Monday, November 18, 2013

Students in Taiwan are victims of Jammeh's greed

Sources in Banjul said that the Taiwanese Minister of Education, Chiang Wei-ling has informed the Gambian authorities that the 276 Gambian students in Taiwan have gained temporary reprieve until the end of the current term which ends in January 2014 when all of them must return home.

These students are the innocent victims of a corrupt regime that made no attempt to protect them from becoming collateral damage resulting from the fall out of the dictator's decision.  The trauma that these students are going through at the moment could have been avoided by a competent and caring government by simply taking preemptive measures.  The students learned about their dilemma the same time as the rest of the world except Yaya Jammeh and a couple of his advisers.

Of the 276 students currently studying in Taiwan, 175 of them are on Taiwanese government scholarship which is part of the development aid of the government of Taiwan to The Gambia.  The other 101 students are considered to be on private scholarship which, in the opaque language of Yaya Jammeh, means that they are being financed directly from the dictator's picket which, for all intents and purposes, is an extension of the national treasury.

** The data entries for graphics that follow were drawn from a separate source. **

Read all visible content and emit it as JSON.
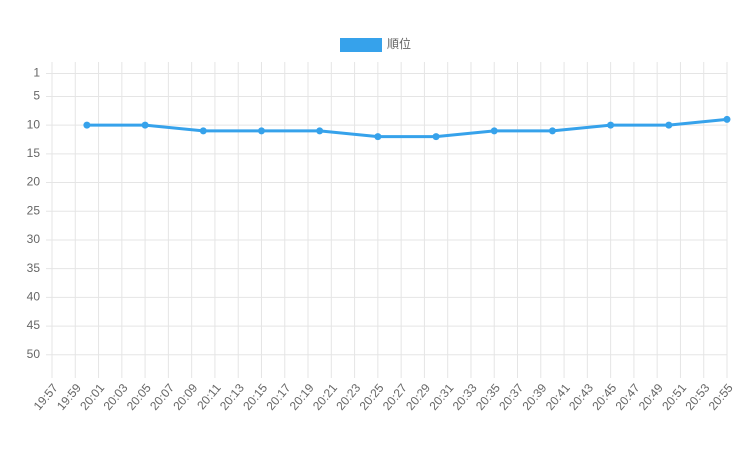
{
  "chart_data": {
    "type": "line",
    "x": [
      "20:00",
      "20:05",
      "20:10",
      "20:15",
      "20:20",
      "20:25",
      "20:30",
      "20:35",
      "20:40",
      "20:45",
      "20:50",
      "20:55"
    ],
    "series": [
      {
        "name": "順位",
        "color": "#36a2eb",
        "values": [
          10,
          10,
          11,
          11,
          11,
          12,
          12,
          11,
          11,
          10,
          10,
          9
        ]
      }
    ],
    "xlim": [
      "19:57",
      "20:55"
    ],
    "xticks": [
      "19:57",
      "19:59",
      "20:01",
      "20:03",
      "20:05",
      "20:07",
      "20:09",
      "20:11",
      "20:13",
      "20:15",
      "20:17",
      "20:19",
      "20:21",
      "20:23",
      "20:25",
      "20:27",
      "20:29",
      "20:31",
      "20:33",
      "20:35",
      "20:37",
      "20:39",
      "20:41",
      "20:43",
      "20:45",
      "20:47",
      "20:49",
      "20:51",
      "20:53",
      "20:55"
    ],
    "ylim": [
      -1,
      53
    ],
    "yticks": [
      1,
      5,
      10,
      15,
      20,
      25,
      30,
      35,
      40,
      45,
      50
    ],
    "y_reversed": true,
    "grid": true,
    "legend": "top"
  }
}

Therefore in the eyes of Gambians, the entire 276 are being financed by Taiwan from proceeds of the financial aid package provided to the Gambia in the name of the entire Gambian population.

Criticism has been leveled against the scholarship selection process, including how representative is the group currently in Taiwan, but that is less important now given the problems they face.  We must focus all attention on trying to relief the students' distress brought about by a corrupt government that places higher premium on the personal welfare of one individual than a group of 276 Gambian students in Taiwan.

The temporary reprieve given to the students by the government of Taiwan on humanitarian grounds is welcomed.  It allows students to complete the current term.  Under the reprieve, even the students in the senior class would not have fulfilled their degree requirements and must go home without being graduated. This batch of students, we hope, will be allowed to complete the full academic year to allow them to receive their degrees.

We would like to appeal to the Taiwanese authorities on behalf of the students for the extension of its reprieve on humanitarian grounds to allow all the current Gambian student population to stay and complete their respective course work to graduation, provided they meet the required academic standards.  To maintain the scholarship program will go a long way in alleviating the trauma that these students are going through. for being abandoned by their government.  The government of Taiwan, we hope, will make every effort to shield the students and well as the Gambian people from any negative consequences of the actions of Yaya Jammeh.  

A responsible government that puts the welfare of its citizenry ahead of the desires of its leaders would have taken measures to minimize the trauma that these students are likely to experience for years to come even if they are allowed to stay.  Instead, the Jammeh regime decided to abandon 276 of them in Taiwan while the dictator and his cronies pursue their individual interests elsewhere.  The youth, especially students, are the staunchest supporters of the Jammeh regime, and yet they have often been the victims of the dictatorship.